• Liver transplantation;
  • reperfusion;
  • serine protease inhibitor

Postreperfusion syndrome (PRS), an acute decrease in blood pressure after reperfusion of the liver graft, occurs frequently during liver transplantation surgery. We supposed that the activation of the kallikrein–kinin system leading to extensive systemic vasodilatation was a possible cause.
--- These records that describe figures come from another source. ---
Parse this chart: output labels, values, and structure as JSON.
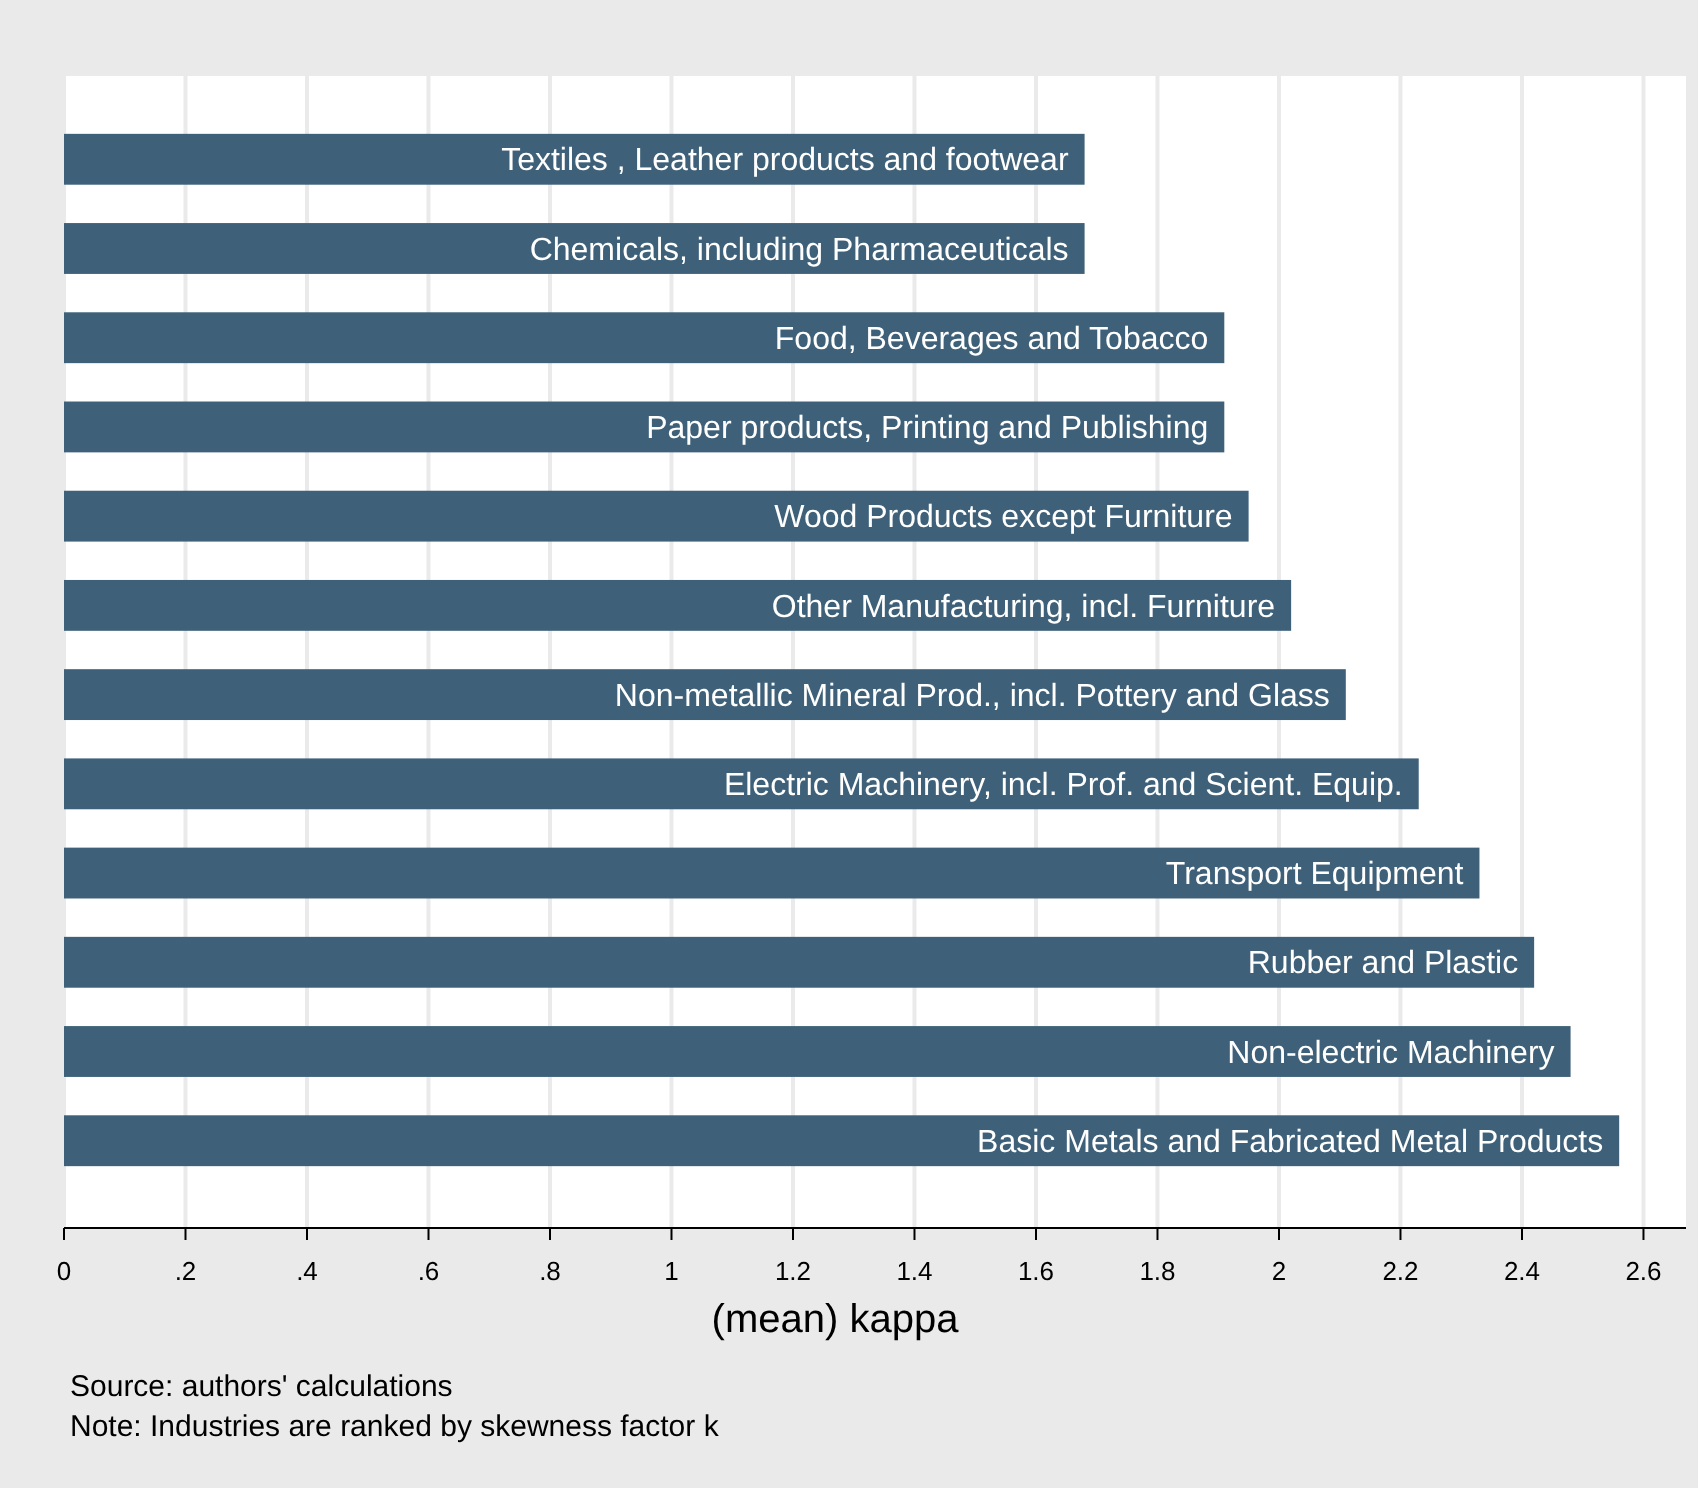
{
  "chart_data": {
    "type": "bar",
    "orientation": "horizontal",
    "xlabel": "(mean) kappa",
    "categories": [
      "Textiles , Leather products and footwear",
      "Chemicals, including Pharmaceuticals",
      "Food, Beverages and Tobacco",
      "Paper products, Printing and Publishing",
      "Wood Products except Furniture",
      "Other Manufacturing, incl. Furniture",
      "Non-metallic Mineral Prod., incl. Pottery and Glass",
      "Electric Machinery, incl. Prof. and Scient. Equip.",
      "Transport Equipment",
      "Rubber and Plastic",
      "Non-electric Machinery",
      "Basic Metals and Fabricated Metal Products"
    ],
    "values": [
      1.68,
      1.68,
      1.91,
      1.91,
      1.95,
      2.02,
      2.11,
      2.23,
      2.33,
      2.42,
      2.48,
      2.56
    ],
    "color": "#3e6179",
    "xlim": [
      0,
      2.67
    ],
    "xticks": [
      0,
      {
        "value": 0.2,
        "label": ".2"
      },
      {
        "value": 0.4,
        "label": ".4"
      },
      {
        "value": 0.6,
        "label": ".6"
      },
      {
        "value": 0.8,
        "label": ".8"
      },
      1,
      1.2,
      1.4,
      1.6,
      1.8,
      2,
      2.2,
      2.4,
      2.6
    ],
    "grid": "x",
    "tick_labels": "x",
    "annotations": [
      "Source: authors' calculations",
      "Note: Industries are ranked by skewness factor k"
    ]
  }
}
The effect of pretreatment with nafamostat mesilate (NM), a broad spectrum serine protease inhibitor, on the occurrence of PRS was evaluated. Sixty-two adult liver recipients were randomized to receive an intravenous bolus of either 0.02 mg/kg of NM (NM group, n = 31) or an equal volume of normal saline (control group, n = 31) just before reperfusion of the liver graft. Occurrence of PRS and intraoperative use of vasoactive drugs were compared between the two groups. Postoperative recovery was also compared. PRS was significantly less frequent (48% vs. 81%, p = 0.016) requiring less vasopressors in the NM group compared to the control group. The NM group also showed faster recovery of the mean arterial pressure. Perioperative laboratory values were similar between the two groups. Pretreatment with 0.02 mg/kg of NM immediately before reperfusion decreases the frequency of PRS and vasopressor requirements during the reperfusion period in liver transplantation.